Omega-3 fatty acids – These fats may help fight inflammation and reduce the chances of recurrence, but studies have been mixed. The study with the most positive results used a special type of fish oil, “enteric coated free fatty acid form,” that is not sold commercially.

Probiotics – One small study indicated that this type of “friendly” bacteria helped people with Crohn’s disease reduce the incidence of diarrhea.

N-acetyl glucosamine (NAG) – Preliminary research suggests that N-acetyl glucosamine supplements or enemas may improve symptoms of inflammatory bowel disease, but more studies are needed to determine whether glucosamine would have any effect on Crohn disease.

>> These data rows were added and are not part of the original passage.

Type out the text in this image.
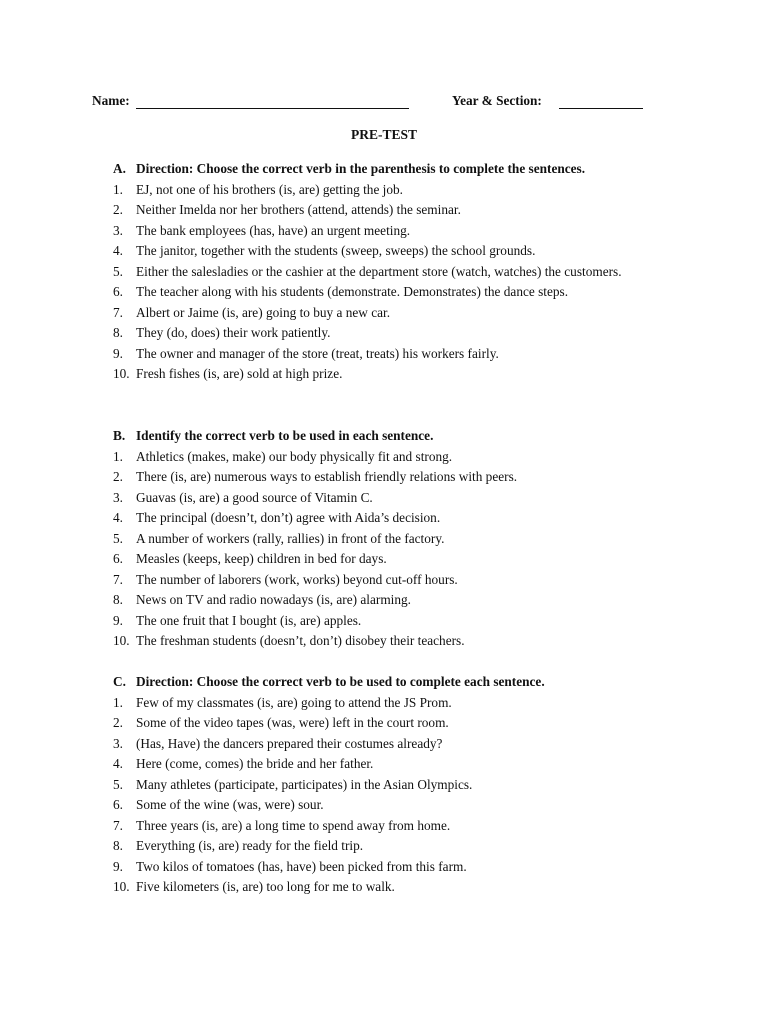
Name:	Year & Section:
PRE-TEST
A. Direction: Choose the correct verb in the parenthesis to complete the sentences.
1. EJ, not one of his brothers (is, are) getting the job.
2. Neither Imelda nor her brothers (attend, attends) the seminar.
3. The bank employees (has, have) an urgent meeting.
4. The janitor, together with the students (sweep, sweeps) the school grounds.
5. Either the salesladies or the cashier at the department store (watch, watches) the customers.
6. The teacher along with his students (demonstrate. Demonstrates) the dance steps.
7. Albert or Jaime (is, are) going to buy a new car.
8. They (do, does) their work patiently.
9. The owner and manager of the store (treat, treats) his workers fairly.
10. Fresh fishes (is, are) sold at high prize.
B. Identify the correct verb to be used in each sentence.
1. Athletics (makes, make) our body physically fit and strong.
2. There (is, are) numerous ways to establish friendly relations with peers.
3. Guavas (is, are) a good source of Vitamin C.
4. The principal (doesn’t, don’t) agree with Aida’s decision.
5. A number of workers (rally, rallies) in front of the factory.
6. Measles (keeps, keep) children in bed for days.
7. The number of laborers (work, works) beyond cut-off hours.
8. News on TV and radio nowadays (is, are) alarming.
9. The one fruit that I bought (is, are) apples.
10. The freshman students (doesn’t, don’t) disobey their teachers.
C. Direction: Choose the correct verb to be used to complete each sentence.
1. Few of my classmates (is, are) going to attend the JS Prom.
2. Some of the video tapes (was, were) left in the court room.
3. (Has, Have) the dancers prepared their costumes already?
4. Here (come, comes) the bride and her father.
5. Many athletes (participate, participates) in the Asian Olympics.
6. Some of the wine (was, were) sour.
7. Three years (is, are) a long time to spend away from home.
8. Everything (is, are) ready for the field trip.
9. Two kilos of tomatoes (has, have) been picked from this farm.
10. Five kilometers (is, are) too long for me to walk.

Glutamine – Glutamine is an amino acid found in the body that that helps the intestine function properly. While there is no evidence that glutamine specifically helps reduce symptoms of Crohn disease, it may be good for overall intestinal health. It is best to take glutamine on an empty stomach.


Slippery elm is a demulcent (a substance that protects irritated tissues and promotes their healing).

Marshmallow (Althaea officinalis) is a demulcent and emollient (a substance that soothes mucous membranes). Marshmallow may interact with lithium. It may also interfere with drugs taken by mouth.

Curcumin or turmeric shows anti-inflammatory properties in test tubes. One small study found that people with inflammatory bowel disease who took curcumin reduced their symptoms and their need for medicines.

Cat’s claw may make leukemia, as well as autoimmune disorders, worse, and may worsen low blood pressure.

Boswellia (Boswellia serrata) has anti-inflammatory properties, and a few small studies suggest that it may help treat Crohn disease.

Complementary Treatment

Acupuncture has long been used in Traditional Chinese Medicine to treat inflammatory bowel disease. One study in Germany found that acupuncture and moxibustion were effective specifically for treating Crohn disease.